La Coupe du monde de football aura été l’occasion pour la droite et l’extrême droite de laisser libre-cours à leur haine raciste. Ainsi le Front national nous a donné un aperçu des mesures discriminatoires qu’il entendait adopter si – par malheur – il devait accéder un jour au pouvoir...
L’accession de l’équipe d’Algérie, pour la première fois de son histoire, à un niveau élevé de la compétition (les huitièmes de finale) a fort légitimement suscité un enthousiasme particulier dans la jeunesse issue de l’immigration, notamment algérienne. Français ou pas, ou encore possédant la double nationalité, les exploits des Fennecs ne pouvaient qu’enflammer toute une jeunesse le plus souvent issue des quartiers populaires, habituée aux discriminations racistes et à la répression policière.
L’expression publique de cette « fierté collective » – qui n’a rien avoir avec un quelconque soutien politique au régime algérien – a été le déclencheur d’une campagne de haine parfaitement préparée et mise en scène sur les réseaux sociaux d’extrême droite, accompagnée notamment par des déclarations sulfureuses du député maire de Nice, l’UMP Christian Estrosi (depuis longtemps facho compatible) et de la présidente du F Haine.
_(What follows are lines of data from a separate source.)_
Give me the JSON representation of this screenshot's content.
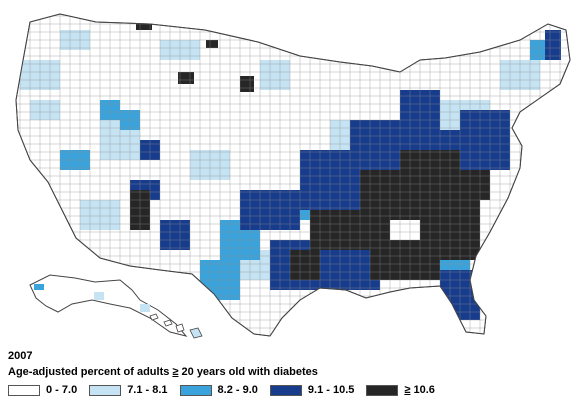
{
  "map": {
    "year": "2007",
    "legend_title_prefix": "Age-adjusted percent of adults ",
    "legend_title_symbol": "≥",
    "legend_title_suffix": " 20 years old with diabetes",
    "legend": [
      {
        "label": "0 - 7.0",
        "color": "#ffffff"
      },
      {
        "label": "7.1 - 8.1",
        "color": "#c5e3f3"
      },
      {
        "label": "8.2 - 9.0",
        "color": "#3aa3dc"
      },
      {
        "label": "9.1 - 10.5",
        "color": "#173c8c"
      },
      {
        "label_symbol": "≥",
        "label": " 10.6",
        "color": "#262626"
      }
    ]
  }
}
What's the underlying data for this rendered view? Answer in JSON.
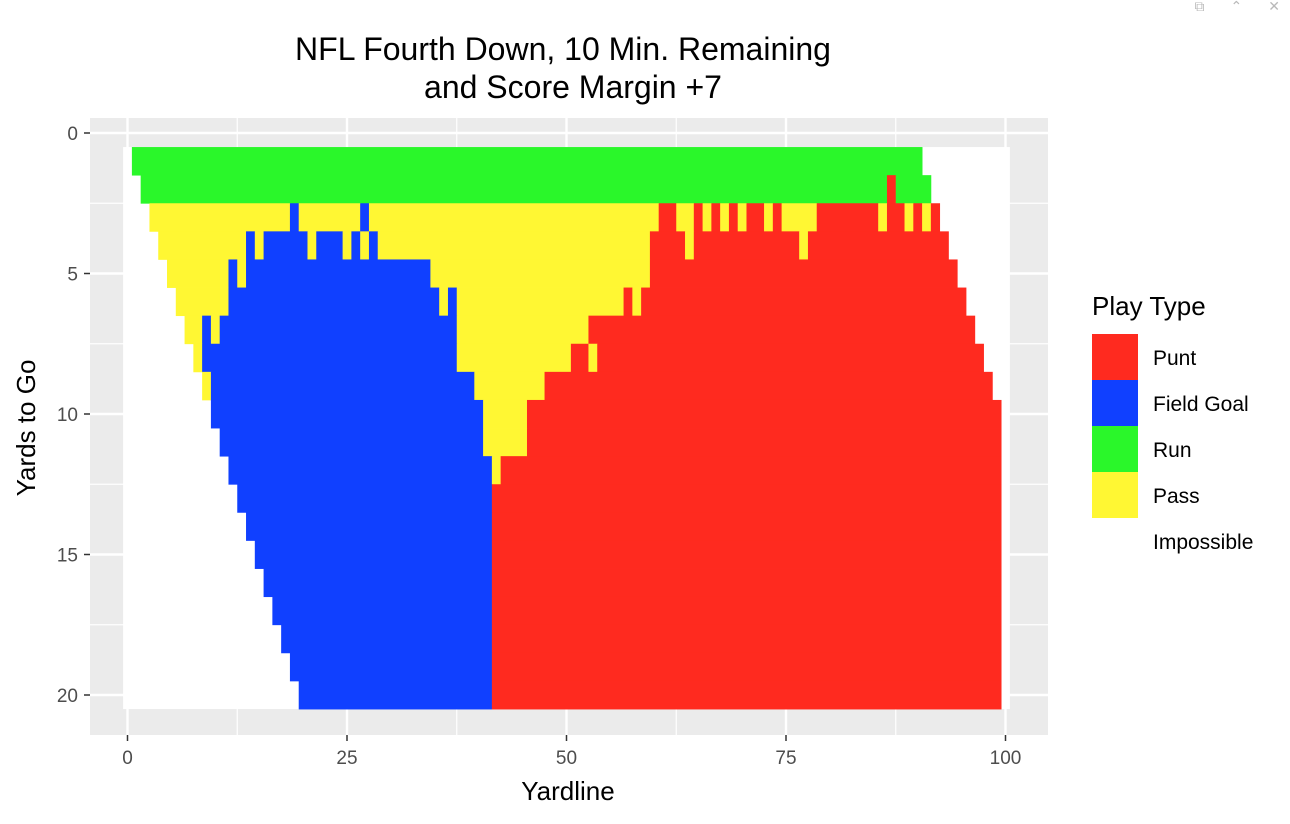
{
  "window": {
    "controls": [
      {
        "name": "popout-icon",
        "glyph": "⧉"
      },
      {
        "name": "collapse-icon",
        "glyph": "⌃"
      },
      {
        "name": "close-icon",
        "glyph": "✕"
      }
    ]
  },
  "chart_data": {
    "type": "heatmap",
    "title": [
      "NFL Fourth Down, 10 Min. Remaining",
      "and Score Margin +7"
    ],
    "xlabel": "Yardline",
    "ylabel": "Yards to Go",
    "xlim": [
      -0.5,
      100.5
    ],
    "ylim": [
      0.5,
      20.5
    ],
    "y_reversed": true,
    "x_ticks": [
      0,
      25,
      50,
      75,
      100
    ],
    "y_ticks": [
      0,
      5,
      10,
      15,
      20
    ],
    "grid": true,
    "legend_position": "right",
    "legend": {
      "title": "Play Type",
      "entries": [
        {
          "label": "Punt",
          "color": "#FF2A1F"
        },
        {
          "label": "Field Goal",
          "color": "#1040FF"
        },
        {
          "label": "Run",
          "color": "#2AF72A"
        },
        {
          "label": "Pass",
          "color": "#FFF733"
        },
        {
          "label": "Impossible",
          "color": "#FFFFFF"
        }
      ]
    },
    "colors": {
      "Punt": "#FF2A1F",
      "Field Goal": "#1040FF",
      "Run": "#2AF72A",
      "Pass": "#FFF733",
      "Impossible": "#FFFFFF"
    },
    "rows": [
      {
        "ytg": 1,
        "segments": [
          [
            "Run",
            1,
            90
          ]
        ]
      },
      {
        "ytg": 2,
        "segments": [
          [
            "Run",
            2,
            86
          ],
          [
            "Punt",
            87,
            87
          ],
          [
            "Run",
            88,
            91
          ]
        ]
      },
      {
        "ytg": 3,
        "segments": [
          [
            "Pass",
            3,
            18
          ],
          [
            "Field Goal",
            19,
            19
          ],
          [
            "Pass",
            20,
            26
          ],
          [
            "Field Goal",
            27,
            27
          ],
          [
            "Pass",
            28,
            60
          ],
          [
            "Punt",
            61,
            62
          ],
          [
            "Pass",
            63,
            64
          ],
          [
            "Punt",
            65,
            65
          ],
          [
            "Pass",
            66,
            66
          ],
          [
            "Punt",
            67,
            67
          ],
          [
            "Pass",
            68,
            68
          ],
          [
            "Punt",
            69,
            69
          ],
          [
            "Pass",
            70,
            70
          ],
          [
            "Punt",
            71,
            72
          ],
          [
            "Pass",
            73,
            73
          ],
          [
            "Punt",
            74,
            74
          ],
          [
            "Pass",
            75,
            78
          ],
          [
            "Punt",
            79,
            85
          ],
          [
            "Pass",
            86,
            86
          ],
          [
            "Punt",
            87,
            88
          ],
          [
            "Pass",
            89,
            89
          ],
          [
            "Punt",
            90,
            90
          ],
          [
            "Pass",
            91,
            91
          ],
          [
            "Punt",
            92,
            92
          ]
        ]
      },
      {
        "ytg": 4,
        "segments": [
          [
            "Pass",
            4,
            13
          ],
          [
            "Field Goal",
            14,
            14
          ],
          [
            "Pass",
            15,
            15
          ],
          [
            "Field Goal",
            16,
            20
          ],
          [
            "Pass",
            21,
            21
          ],
          [
            "Field Goal",
            22,
            24
          ],
          [
            "Pass",
            25,
            25
          ],
          [
            "Field Goal",
            26,
            26
          ],
          [
            "Pass",
            27,
            27
          ],
          [
            "Field Goal",
            28,
            28
          ],
          [
            "Pass",
            29,
            59
          ],
          [
            "Punt",
            60,
            63
          ],
          [
            "Pass",
            64,
            64
          ],
          [
            "Punt",
            65,
            76
          ],
          [
            "Pass",
            77,
            77
          ],
          [
            "Punt",
            78,
            93
          ]
        ]
      },
      {
        "ytg": 5,
        "segments": [
          [
            "Pass",
            5,
            11
          ],
          [
            "Field Goal",
            12,
            12
          ],
          [
            "Pass",
            13,
            13
          ],
          [
            "Field Goal",
            14,
            34
          ],
          [
            "Pass",
            35,
            59
          ],
          [
            "Punt",
            60,
            94
          ]
        ]
      },
      {
        "ytg": 6,
        "segments": [
          [
            "Pass",
            6,
            11
          ],
          [
            "Field Goal",
            12,
            35
          ],
          [
            "Pass",
            36,
            36
          ],
          [
            "Field Goal",
            37,
            37
          ],
          [
            "Pass",
            38,
            56
          ],
          [
            "Punt",
            57,
            57
          ],
          [
            "Pass",
            58,
            58
          ],
          [
            "Punt",
            59,
            95
          ]
        ]
      },
      {
        "ytg": 7,
        "segments": [
          [
            "Pass",
            7,
            8
          ],
          [
            "Field Goal",
            9,
            9
          ],
          [
            "Pass",
            10,
            10
          ],
          [
            "Field Goal",
            11,
            37
          ],
          [
            "Pass",
            38,
            52
          ],
          [
            "Punt",
            53,
            96
          ]
        ]
      },
      {
        "ytg": 8,
        "segments": [
          [
            "Pass",
            8,
            8
          ],
          [
            "Field Goal",
            9,
            37
          ],
          [
            "Pass",
            38,
            50
          ],
          [
            "Punt",
            51,
            52
          ],
          [
            "Pass",
            53,
            53
          ],
          [
            "Punt",
            54,
            97
          ]
        ]
      },
      {
        "ytg": 9,
        "segments": [
          [
            "Pass",
            9,
            9
          ],
          [
            "Field Goal",
            10,
            39
          ],
          [
            "Pass",
            40,
            47
          ],
          [
            "Punt",
            48,
            98
          ]
        ]
      },
      {
        "ytg": 10,
        "segments": [
          [
            "Field Goal",
            10,
            40
          ],
          [
            "Pass",
            41,
            45
          ],
          [
            "Punt",
            46,
            99
          ]
        ]
      },
      {
        "ytg": 11,
        "segments": [
          [
            "Field Goal",
            11,
            40
          ],
          [
            "Pass",
            41,
            45
          ],
          [
            "Punt",
            46,
            99
          ]
        ]
      },
      {
        "ytg": 12,
        "segments": [
          [
            "Field Goal",
            12,
            41
          ],
          [
            "Pass",
            42,
            42
          ],
          [
            "Punt",
            43,
            99
          ]
        ]
      },
      {
        "ytg": 13,
        "segments": [
          [
            "Field Goal",
            13,
            41
          ],
          [
            "Punt",
            42,
            99
          ]
        ]
      },
      {
        "ytg": 14,
        "segments": [
          [
            "Field Goal",
            14,
            41
          ],
          [
            "Punt",
            42,
            99
          ]
        ]
      },
      {
        "ytg": 15,
        "segments": [
          [
            "Field Goal",
            15,
            41
          ],
          [
            "Punt",
            42,
            99
          ]
        ]
      },
      {
        "ytg": 16,
        "segments": [
          [
            "Field Goal",
            16,
            41
          ],
          [
            "Punt",
            42,
            99
          ]
        ]
      },
      {
        "ytg": 17,
        "segments": [
          [
            "Field Goal",
            17,
            41
          ],
          [
            "Punt",
            42,
            99
          ]
        ]
      },
      {
        "ytg": 18,
        "segments": [
          [
            "Field Goal",
            18,
            41
          ],
          [
            "Punt",
            42,
            99
          ]
        ]
      },
      {
        "ytg": 19,
        "segments": [
          [
            "Field Goal",
            19,
            41
          ],
          [
            "Punt",
            42,
            99
          ]
        ]
      },
      {
        "ytg": 20,
        "segments": [
          [
            "Field Goal",
            20,
            41
          ],
          [
            "Punt",
            42,
            99
          ]
        ]
      }
    ]
  }
}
C’est dans ce contexte nauséabond qu’au soir de l’élimination de l’Algérie, quelques dizaines de paras du 3e régiment d’infanterie ont manifesté, drapeau allemand en tête (sic) dans les rues de Carcassonne pour fêter la défaite et provoquer les supporters des Fennecs ! Un acte isolé qui en dit long sur l’état d’esprit qui règne dans certaines casernes...
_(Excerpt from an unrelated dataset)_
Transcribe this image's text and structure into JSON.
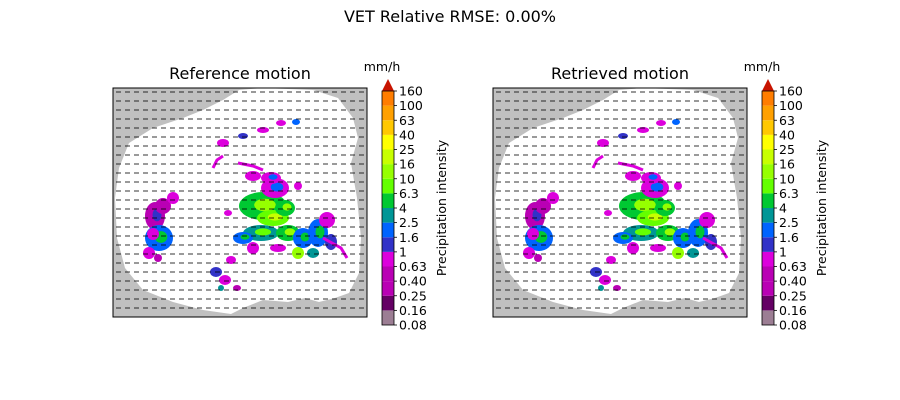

Déjà célèbre pour ses arrêtés anti-mendicité et sa phobie anti-Rom, Christian Estrosi n’a pas hésité à prononcer un arrêté municipal parfaitement illégal, prétendant vouloir « interdire l’utilisation ostentatoire de drapeaux étrangers pendant la Coupe du monde »... Retoqué par le tribunal administratif, il persiste et entend proposer au Parlement un « projet de loi instaurant pour le maire la faculté de prendre toute mesure préventive dans le but de prévenir toute atteinte à l’ordre public, eu égard aux circonstances locales ».
La politique du bouc émissaire
Soumis à forte concurrence, le Front national ne pouvait évidemment pas louper une si belle occasion pour réaffirmer sa haine raciste et xénophobe, notamment envers les jeunes arabes. Invitée sur Europe 1, Marine Le Pen en a appelé à « mettre fin à la double nationalité ». Cette mesure qu’entendrait prendre le FN s’il était au pouvoir n’est certes pas une nouveauté, et figurait déjà dans le programme de Jean-Marie Le Pen lors de la campagne présidentielle de 2007. Prenant prétexte des manifestations de joie, émaillées de quelques rares incidents consécutifs à la qualification de l’Algérie, elle en voit « la démonstration de l’échec total de la politique de l’immigration et le refus exprimé par un certain nombre de binationaux de l’assimilation ».
Bien entendu, cette interdiction de la double nationalité ne s’appliquerait pas aux « Européens » ni aux « Américains », avait-elle déclaré il y a quelques mois lors d’un débat télévisé... Nous n’en doutions pas ! Cette propagande raciste n’a pour but que de désigner un ennemi intérieur, responsable du chômage et de l’insécurité : les immigréEs, et plus particulièrement celles et ceux venus de l’Afrique subsaharienne et du Maghreb.
La montée du racisme, de l’intolérance, et la politique du bouc émissaire, sont aujourd’hui favorisés par les reculades idéologiques de la gauche de gouvernement qui font le lit du Front national. Les anticapitalistes doivent mettre tous leurs efforts à relancer des campagnes de mobilisations autour du soutien aux sans-papiers, aux Roms, pour l’égalité des droits, contre l’extrême droite.